Amid deteriorating relations between the United States and China, American private equity and venture capital investors have already taken a cautious approach toward sensitive technologies in China. This trend has been ongoing since the administration of Biden’s predecessor, Donald Trump. The concerns encompass a range of issues, from technological matters to China’s industrial policies and national security.
President Biden’s executive order, issued on Wednesday, aims to prevent U.S. capital and expertise from contributing to China’s military modernization and potentially harming U.S. national security. Notably, the order is limited to new investments and focuses on specific sectors such as semiconductors, microelectronics, quantum information technologies, and certain artificial intelligence systems.
Although the executive order is a preliminary step, analysts and dealmakers assert that it will likely not mark the conclusion of efforts to tighten scrutiny on American investments in China. Congress might introduce legislation that expands on Biden’s restrictions, according to legal experts.

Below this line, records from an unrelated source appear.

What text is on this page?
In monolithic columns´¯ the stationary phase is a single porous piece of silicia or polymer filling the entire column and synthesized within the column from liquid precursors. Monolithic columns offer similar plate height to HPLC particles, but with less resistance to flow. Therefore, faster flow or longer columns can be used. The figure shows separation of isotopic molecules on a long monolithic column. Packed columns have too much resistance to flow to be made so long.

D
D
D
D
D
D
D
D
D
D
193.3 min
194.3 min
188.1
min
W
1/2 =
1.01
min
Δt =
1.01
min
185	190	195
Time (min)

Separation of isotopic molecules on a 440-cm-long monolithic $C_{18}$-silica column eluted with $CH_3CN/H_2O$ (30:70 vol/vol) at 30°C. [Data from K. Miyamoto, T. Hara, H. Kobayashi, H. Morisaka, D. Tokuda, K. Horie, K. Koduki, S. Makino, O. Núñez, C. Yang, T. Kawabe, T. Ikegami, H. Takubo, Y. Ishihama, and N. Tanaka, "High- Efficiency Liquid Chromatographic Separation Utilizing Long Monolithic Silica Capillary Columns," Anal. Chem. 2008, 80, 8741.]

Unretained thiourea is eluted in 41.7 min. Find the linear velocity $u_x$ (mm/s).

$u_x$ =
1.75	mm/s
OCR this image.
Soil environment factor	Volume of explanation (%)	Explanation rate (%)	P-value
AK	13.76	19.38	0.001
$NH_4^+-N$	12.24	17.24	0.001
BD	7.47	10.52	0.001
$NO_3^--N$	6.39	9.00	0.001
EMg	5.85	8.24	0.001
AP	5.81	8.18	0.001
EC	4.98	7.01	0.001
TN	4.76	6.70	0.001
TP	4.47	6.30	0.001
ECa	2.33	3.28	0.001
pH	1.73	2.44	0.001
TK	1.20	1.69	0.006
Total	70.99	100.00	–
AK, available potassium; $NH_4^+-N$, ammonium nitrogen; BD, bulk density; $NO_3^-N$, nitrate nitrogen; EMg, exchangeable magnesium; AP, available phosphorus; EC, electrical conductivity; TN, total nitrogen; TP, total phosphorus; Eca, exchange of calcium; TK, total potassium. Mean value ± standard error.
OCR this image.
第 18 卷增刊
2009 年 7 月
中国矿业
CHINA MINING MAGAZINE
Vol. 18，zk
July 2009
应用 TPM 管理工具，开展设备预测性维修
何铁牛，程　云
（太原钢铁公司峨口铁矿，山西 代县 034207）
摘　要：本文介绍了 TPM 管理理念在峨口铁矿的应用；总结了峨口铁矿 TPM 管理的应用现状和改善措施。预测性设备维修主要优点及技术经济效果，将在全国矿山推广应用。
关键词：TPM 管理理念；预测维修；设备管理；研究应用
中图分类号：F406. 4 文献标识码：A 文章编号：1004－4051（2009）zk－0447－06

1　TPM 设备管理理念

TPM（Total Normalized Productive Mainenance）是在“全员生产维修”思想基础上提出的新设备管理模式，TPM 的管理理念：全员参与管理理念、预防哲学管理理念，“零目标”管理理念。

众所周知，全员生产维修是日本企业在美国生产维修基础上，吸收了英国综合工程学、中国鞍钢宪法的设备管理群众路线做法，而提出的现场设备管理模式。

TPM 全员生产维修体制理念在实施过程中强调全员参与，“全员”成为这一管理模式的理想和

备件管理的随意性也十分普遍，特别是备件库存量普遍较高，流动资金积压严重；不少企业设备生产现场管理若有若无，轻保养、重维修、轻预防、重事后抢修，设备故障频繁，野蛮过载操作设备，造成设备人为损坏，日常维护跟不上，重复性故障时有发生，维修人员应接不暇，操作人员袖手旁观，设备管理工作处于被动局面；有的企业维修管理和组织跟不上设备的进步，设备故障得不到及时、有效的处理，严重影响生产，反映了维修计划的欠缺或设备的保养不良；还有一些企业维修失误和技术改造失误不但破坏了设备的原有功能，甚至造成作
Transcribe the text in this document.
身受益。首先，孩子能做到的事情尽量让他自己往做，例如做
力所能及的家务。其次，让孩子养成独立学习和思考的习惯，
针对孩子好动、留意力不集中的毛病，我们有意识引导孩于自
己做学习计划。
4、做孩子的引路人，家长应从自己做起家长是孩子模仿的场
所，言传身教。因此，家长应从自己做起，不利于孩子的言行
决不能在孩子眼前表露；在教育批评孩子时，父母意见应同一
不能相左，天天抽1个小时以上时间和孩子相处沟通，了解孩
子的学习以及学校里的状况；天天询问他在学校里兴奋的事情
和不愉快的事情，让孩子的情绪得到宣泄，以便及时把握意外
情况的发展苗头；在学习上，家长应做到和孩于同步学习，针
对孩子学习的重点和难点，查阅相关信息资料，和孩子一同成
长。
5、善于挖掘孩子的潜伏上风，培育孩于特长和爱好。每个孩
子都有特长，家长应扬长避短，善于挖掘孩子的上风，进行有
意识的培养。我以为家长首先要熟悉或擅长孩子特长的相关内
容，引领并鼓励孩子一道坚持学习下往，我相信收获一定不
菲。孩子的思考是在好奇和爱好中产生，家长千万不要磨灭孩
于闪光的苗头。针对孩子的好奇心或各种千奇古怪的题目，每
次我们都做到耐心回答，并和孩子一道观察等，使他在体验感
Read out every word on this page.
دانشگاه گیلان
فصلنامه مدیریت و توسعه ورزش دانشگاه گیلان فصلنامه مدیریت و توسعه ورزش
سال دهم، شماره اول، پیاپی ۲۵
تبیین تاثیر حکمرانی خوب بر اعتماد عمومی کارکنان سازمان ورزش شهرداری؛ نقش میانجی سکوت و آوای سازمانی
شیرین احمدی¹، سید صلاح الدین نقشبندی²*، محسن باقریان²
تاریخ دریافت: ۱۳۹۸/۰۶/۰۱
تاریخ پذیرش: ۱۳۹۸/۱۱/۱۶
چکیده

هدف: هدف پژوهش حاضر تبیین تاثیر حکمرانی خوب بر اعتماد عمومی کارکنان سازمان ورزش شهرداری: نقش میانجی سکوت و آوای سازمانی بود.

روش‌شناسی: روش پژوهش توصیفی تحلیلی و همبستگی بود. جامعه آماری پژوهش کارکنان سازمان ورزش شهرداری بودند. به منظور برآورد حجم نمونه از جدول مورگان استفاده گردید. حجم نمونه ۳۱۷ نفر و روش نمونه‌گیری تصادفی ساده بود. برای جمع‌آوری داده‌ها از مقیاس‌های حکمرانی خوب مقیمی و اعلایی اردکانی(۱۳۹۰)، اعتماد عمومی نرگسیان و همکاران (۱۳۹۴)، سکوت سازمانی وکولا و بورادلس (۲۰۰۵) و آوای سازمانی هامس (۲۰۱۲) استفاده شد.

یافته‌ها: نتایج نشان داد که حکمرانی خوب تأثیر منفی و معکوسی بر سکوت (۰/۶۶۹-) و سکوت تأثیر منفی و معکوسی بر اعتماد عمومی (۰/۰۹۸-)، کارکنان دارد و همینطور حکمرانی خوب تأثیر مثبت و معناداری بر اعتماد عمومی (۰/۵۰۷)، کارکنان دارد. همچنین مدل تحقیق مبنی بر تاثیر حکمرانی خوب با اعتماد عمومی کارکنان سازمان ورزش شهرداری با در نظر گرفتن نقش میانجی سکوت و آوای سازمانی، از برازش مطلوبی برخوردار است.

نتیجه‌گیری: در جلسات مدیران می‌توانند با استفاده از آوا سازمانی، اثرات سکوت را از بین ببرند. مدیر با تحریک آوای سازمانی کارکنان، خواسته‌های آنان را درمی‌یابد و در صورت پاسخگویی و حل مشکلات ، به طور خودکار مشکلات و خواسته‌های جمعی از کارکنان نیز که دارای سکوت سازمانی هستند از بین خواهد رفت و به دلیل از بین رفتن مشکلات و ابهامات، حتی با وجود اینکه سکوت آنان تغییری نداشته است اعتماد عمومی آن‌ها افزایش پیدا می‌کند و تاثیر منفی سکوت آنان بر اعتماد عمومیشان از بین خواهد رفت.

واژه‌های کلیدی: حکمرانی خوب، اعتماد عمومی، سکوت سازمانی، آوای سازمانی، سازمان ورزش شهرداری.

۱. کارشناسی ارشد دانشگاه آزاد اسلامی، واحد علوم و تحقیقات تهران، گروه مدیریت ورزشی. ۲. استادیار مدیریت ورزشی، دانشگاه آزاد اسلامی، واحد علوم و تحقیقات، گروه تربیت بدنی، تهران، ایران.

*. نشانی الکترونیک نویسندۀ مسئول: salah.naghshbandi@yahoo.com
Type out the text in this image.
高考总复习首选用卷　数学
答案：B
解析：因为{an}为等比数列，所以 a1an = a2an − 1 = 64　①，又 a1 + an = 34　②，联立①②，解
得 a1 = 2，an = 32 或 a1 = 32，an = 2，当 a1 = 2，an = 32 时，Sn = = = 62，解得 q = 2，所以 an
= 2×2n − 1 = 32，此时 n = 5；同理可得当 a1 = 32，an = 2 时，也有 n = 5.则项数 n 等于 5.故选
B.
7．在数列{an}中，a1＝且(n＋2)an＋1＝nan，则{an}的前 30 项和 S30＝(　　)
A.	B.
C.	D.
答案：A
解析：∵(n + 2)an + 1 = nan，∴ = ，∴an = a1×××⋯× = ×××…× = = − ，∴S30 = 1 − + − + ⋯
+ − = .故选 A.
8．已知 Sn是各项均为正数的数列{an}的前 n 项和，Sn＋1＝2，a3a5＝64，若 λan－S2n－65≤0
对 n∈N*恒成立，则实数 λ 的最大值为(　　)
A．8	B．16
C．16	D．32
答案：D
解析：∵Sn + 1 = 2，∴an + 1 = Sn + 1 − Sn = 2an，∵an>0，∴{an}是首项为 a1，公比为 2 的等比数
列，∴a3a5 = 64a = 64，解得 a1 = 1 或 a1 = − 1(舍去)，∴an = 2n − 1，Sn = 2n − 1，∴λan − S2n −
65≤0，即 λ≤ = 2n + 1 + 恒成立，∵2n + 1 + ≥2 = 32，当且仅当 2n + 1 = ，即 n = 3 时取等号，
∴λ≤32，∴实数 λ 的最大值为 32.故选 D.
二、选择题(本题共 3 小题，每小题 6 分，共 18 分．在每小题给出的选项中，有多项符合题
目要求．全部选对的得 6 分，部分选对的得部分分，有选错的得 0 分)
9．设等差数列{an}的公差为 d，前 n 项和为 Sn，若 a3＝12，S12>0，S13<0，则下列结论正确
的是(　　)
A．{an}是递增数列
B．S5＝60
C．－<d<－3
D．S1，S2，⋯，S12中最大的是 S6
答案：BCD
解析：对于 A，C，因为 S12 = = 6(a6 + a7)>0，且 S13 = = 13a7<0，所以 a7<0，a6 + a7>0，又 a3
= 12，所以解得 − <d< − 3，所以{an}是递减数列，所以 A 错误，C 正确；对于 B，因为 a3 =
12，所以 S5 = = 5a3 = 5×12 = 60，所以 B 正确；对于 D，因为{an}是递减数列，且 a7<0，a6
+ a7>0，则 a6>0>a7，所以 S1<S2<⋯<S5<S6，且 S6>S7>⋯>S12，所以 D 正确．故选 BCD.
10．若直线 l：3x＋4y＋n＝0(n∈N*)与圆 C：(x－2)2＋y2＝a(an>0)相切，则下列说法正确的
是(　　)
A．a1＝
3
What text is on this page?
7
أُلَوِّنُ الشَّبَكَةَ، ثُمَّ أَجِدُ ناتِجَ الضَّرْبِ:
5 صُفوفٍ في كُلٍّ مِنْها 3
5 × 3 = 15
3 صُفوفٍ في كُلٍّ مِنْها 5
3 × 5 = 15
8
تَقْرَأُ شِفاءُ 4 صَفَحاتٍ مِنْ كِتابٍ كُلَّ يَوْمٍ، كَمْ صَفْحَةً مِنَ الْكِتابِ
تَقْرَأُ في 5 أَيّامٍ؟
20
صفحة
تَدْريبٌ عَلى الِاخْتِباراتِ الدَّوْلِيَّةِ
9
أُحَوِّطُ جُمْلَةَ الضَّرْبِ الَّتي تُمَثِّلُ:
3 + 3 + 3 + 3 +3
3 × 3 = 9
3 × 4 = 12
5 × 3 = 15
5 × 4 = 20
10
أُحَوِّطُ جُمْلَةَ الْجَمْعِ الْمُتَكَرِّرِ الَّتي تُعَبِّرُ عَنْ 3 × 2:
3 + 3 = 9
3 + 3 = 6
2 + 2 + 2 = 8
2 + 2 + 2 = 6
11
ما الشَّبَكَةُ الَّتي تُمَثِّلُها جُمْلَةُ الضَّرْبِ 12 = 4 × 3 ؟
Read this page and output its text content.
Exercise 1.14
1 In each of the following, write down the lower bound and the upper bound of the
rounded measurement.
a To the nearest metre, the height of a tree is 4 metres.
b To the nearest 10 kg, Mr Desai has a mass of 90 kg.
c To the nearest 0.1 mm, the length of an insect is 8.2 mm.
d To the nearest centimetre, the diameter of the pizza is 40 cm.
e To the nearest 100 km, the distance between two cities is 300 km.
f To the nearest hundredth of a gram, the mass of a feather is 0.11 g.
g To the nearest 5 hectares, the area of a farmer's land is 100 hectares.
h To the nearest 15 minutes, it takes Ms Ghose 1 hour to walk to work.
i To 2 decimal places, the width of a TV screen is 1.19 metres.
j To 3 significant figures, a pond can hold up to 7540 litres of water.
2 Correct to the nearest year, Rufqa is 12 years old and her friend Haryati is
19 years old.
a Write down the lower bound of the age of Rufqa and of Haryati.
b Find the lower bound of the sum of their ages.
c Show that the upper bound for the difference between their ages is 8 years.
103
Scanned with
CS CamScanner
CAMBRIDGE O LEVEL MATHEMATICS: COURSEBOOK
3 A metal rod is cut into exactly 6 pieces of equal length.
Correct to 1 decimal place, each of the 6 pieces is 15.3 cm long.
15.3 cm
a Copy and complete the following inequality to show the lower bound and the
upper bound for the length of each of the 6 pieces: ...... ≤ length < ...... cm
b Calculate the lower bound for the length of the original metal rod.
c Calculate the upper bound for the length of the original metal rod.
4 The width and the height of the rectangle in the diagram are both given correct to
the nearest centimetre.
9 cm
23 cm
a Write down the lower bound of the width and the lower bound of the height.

The order has drawn criticism from congressional Republicans, who believe it does not go far enough in addressing the concerns related to China.
As a result of these developments, U.S. investors in certain sectors may opt to delay their investment decisions until the implementation rules are clarified.
Investments by U.S. firms in Chinese companies have seen a substantial decline this year, particularly in the tech sector, due to escalating tensions and regulatory actions by Beijing. This situation has prompted some fund managers to shift their focus away from China or seek investments denominated in the local currency.
Biden’s actions are expected to prompt China-focused venture capital firms to accelerate their efforts to raise funds denominated in the Chinese yuan from local investors.
Despite the restrictions, China intends to uphold an open policy to attract foreign capital, as stated by a researcher at a prominent government think tank.
While tensions continue over technology-related matters, both the United States and China acknowledge the importance of advancing their domestic technology capabilities.
Analysts have suggested that Beijing’s options for retaliation against the U.S. restrictions are limited, and any escalation is unlikely given the existing scrutiny and historical context. The general expectation is that China will seek to discourage other countries from emulating U.S. actions and may respond in non-reciprocal ways.
In summary, President Biden’s executive order on technology investments in China is expected to trigger a cautious approach among investors, with potential further measures and legislative actions in the future. The ongoing tensions between the two countries have contributed to shifts in investment strategies and prompted discussions about the future of U.S.-China economic relations.